Rimasi lì ad accarezzarlo con lo sguardo, poi il mio stomaco brontolò rumorosamente e spinta dalla fame mi costrinsi ad alzarmi, spostando il suo braccio appoggiato al mio ventre.

Mi avvicinai alla porta della nostra cella e controllai se ci avessero già portato la colazione. Me lo aspettavo pure? Dopotutto non era un albergo a cinque stelle.
Sbuffai sonoramente, portandomi le mani sulla pancia, e stavo per scivolare seduta per terra, quando lo spioncino si aprì, permettendomi di vedere l’esterno attraverso le sbarre. Avvicinai il viso e trasalii quando vidi quello deformato dello scagnozzo della megera di fronte al mio.

Caddi a terra come se mi avessero spinta, ma non riuscii a smettere di guardare quegli occhi neri come la pece, infossati tra le sopracciglia folte e chiare e gli zigomi pronunciati.
C’era qualcosa di infinitamente triste in quello sguardo e presto la paura svanì, facendomi capire che io e lui eravamo nella stessa identica situazione: due prigionieri della vecchia megera.

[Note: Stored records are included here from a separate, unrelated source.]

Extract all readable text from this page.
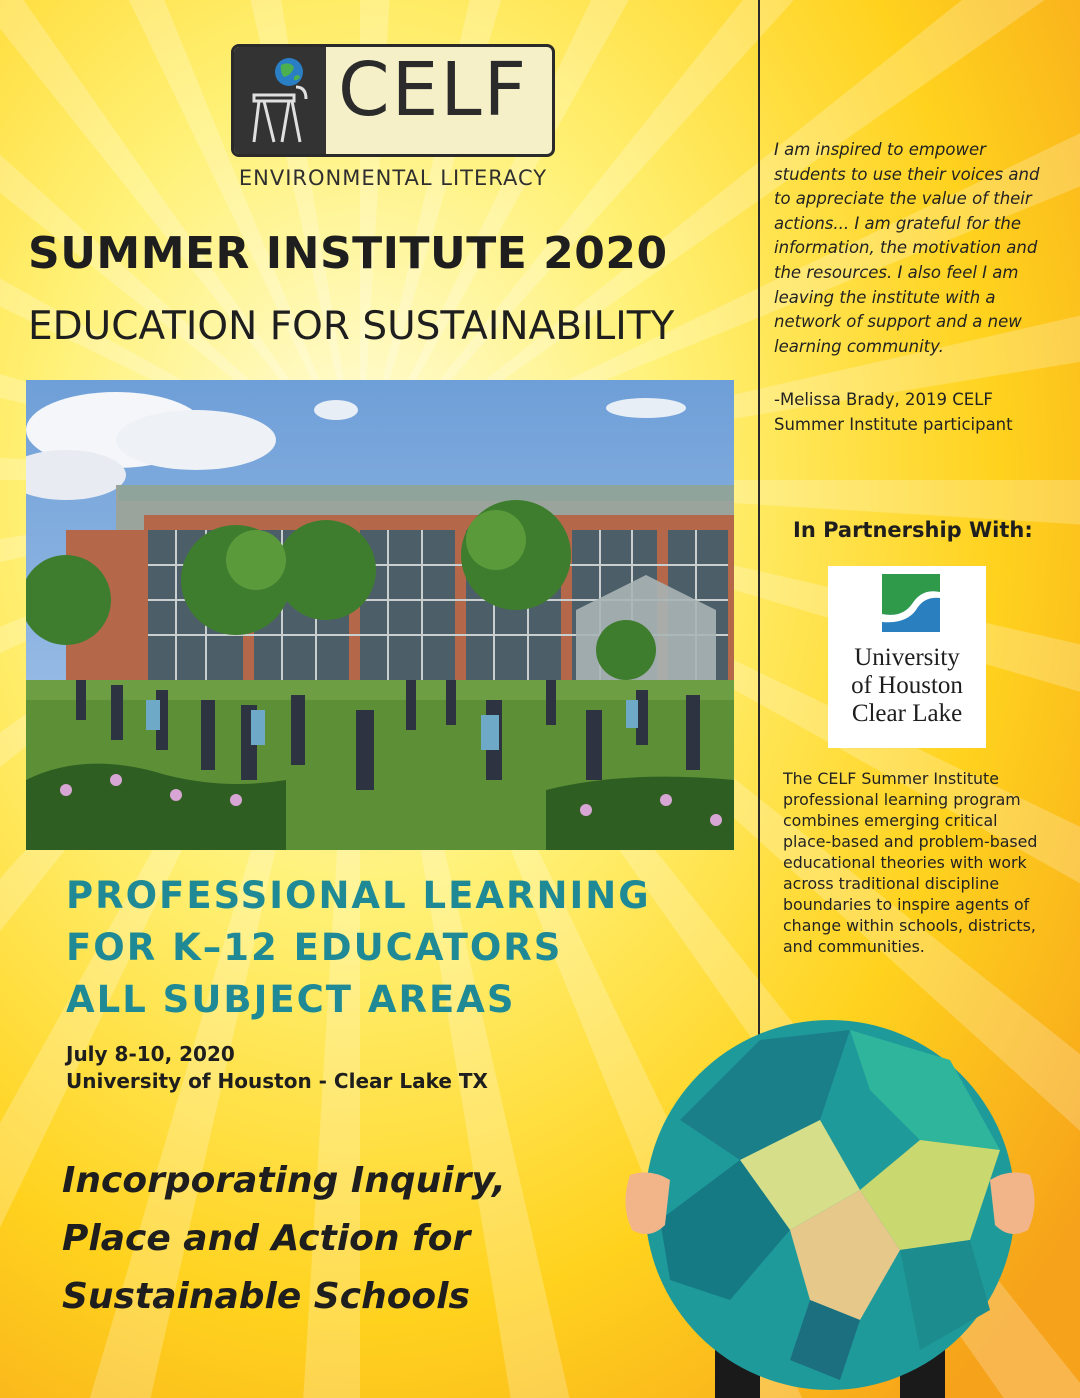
CELF
ENVIRONMENTAL LITERACY
SUMMER INSTITUTE 2020
EDUCATION FOR SUSTAINABILITY
PROFESSIONAL LEARNING
FOR K–12 EDUCATORS
ALL SUBJECT AREAS
July 8-10, 2020
University of Houston - Clear Lake TX
Incorporating Inquiry,
Place and Action for
Sustainable Schools
I am inspired to empower
students to use their voices and
to appreciate the value of their
actions... I am grateful for the
information, the motivation and
the resources. I also feel I am
leaving the institute with a
network of support and a new
learning community.
-Melissa Brady, 2019 CELF
Summer Institute participant
In Partnership With:
University
of Houston
Clear Lake
The CELF Summer Institute
professional learning program
combines emerging critical
place-based and problem-based
educational theories with work
across traditional discipline
boundaries to inspire agents of
change within schools, districts,
and communities.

Mi alzai di nuovo e come mi avvicinai alle sbarre il gigante si allontanò, mentre un lampo di terrore gli illuminava lo sguardo.
«Non avere paura, non voglio farti del male», sussurrai. «Da quanto tempo quella vecchia ti comanda a bacchetta?».

Lui non rispose ed io sospirai, accennando un sorriso. «Ho capito, sei un tipo silenzioso…».

Attraverso le sbarre notai la spessa catena che gli intrappolava i piedi e gli impediva di muoversi velocemente. Avrei voluto aiutarlo, ma come? Erano troppo grandi e resistenti e io non avevo nulla con cui provare a spezzarle.
Ciononostante mi sedetti per terra, sollevai dall’interno lo sportellino che veniva utilizzato per passarci da mangiare ed allungai una mano verso la caviglia del gigante silenzioso.

«Avvicinati un pochino, non ci arrivo», dissi con la voce smorzata dallo sforzo.

Il gigante mi capì e si sedette anche lui, provocando un tonfo e facendo tremare il pavimento per qualche secondo. Gettai uno sguardo alle mie spalle, per controllare se Nick e gli altri si fossero svegliati, e quando mi accertai che stessero ancora dormendo tornai a concentrarmi sulle catene.
Mi accorsi che esse, proprio come le mie, erano collegate a dei microchip che al segnale di chi li controllava inviavano delle scosse elettriche a tutto il corpo, tramortendolo.
Provai a forzare l’ultimo anello, quello legato alla tenaglia che aveva intorno alla caviglia, ma non ero abbastanza forte. Allora provai a sfregare la catenella che univa le mie manette sul ferro delle catene, ma non servì a nulla, oltre che a farmi sanguinare un polso per l’attrito delle manette sulla pelle.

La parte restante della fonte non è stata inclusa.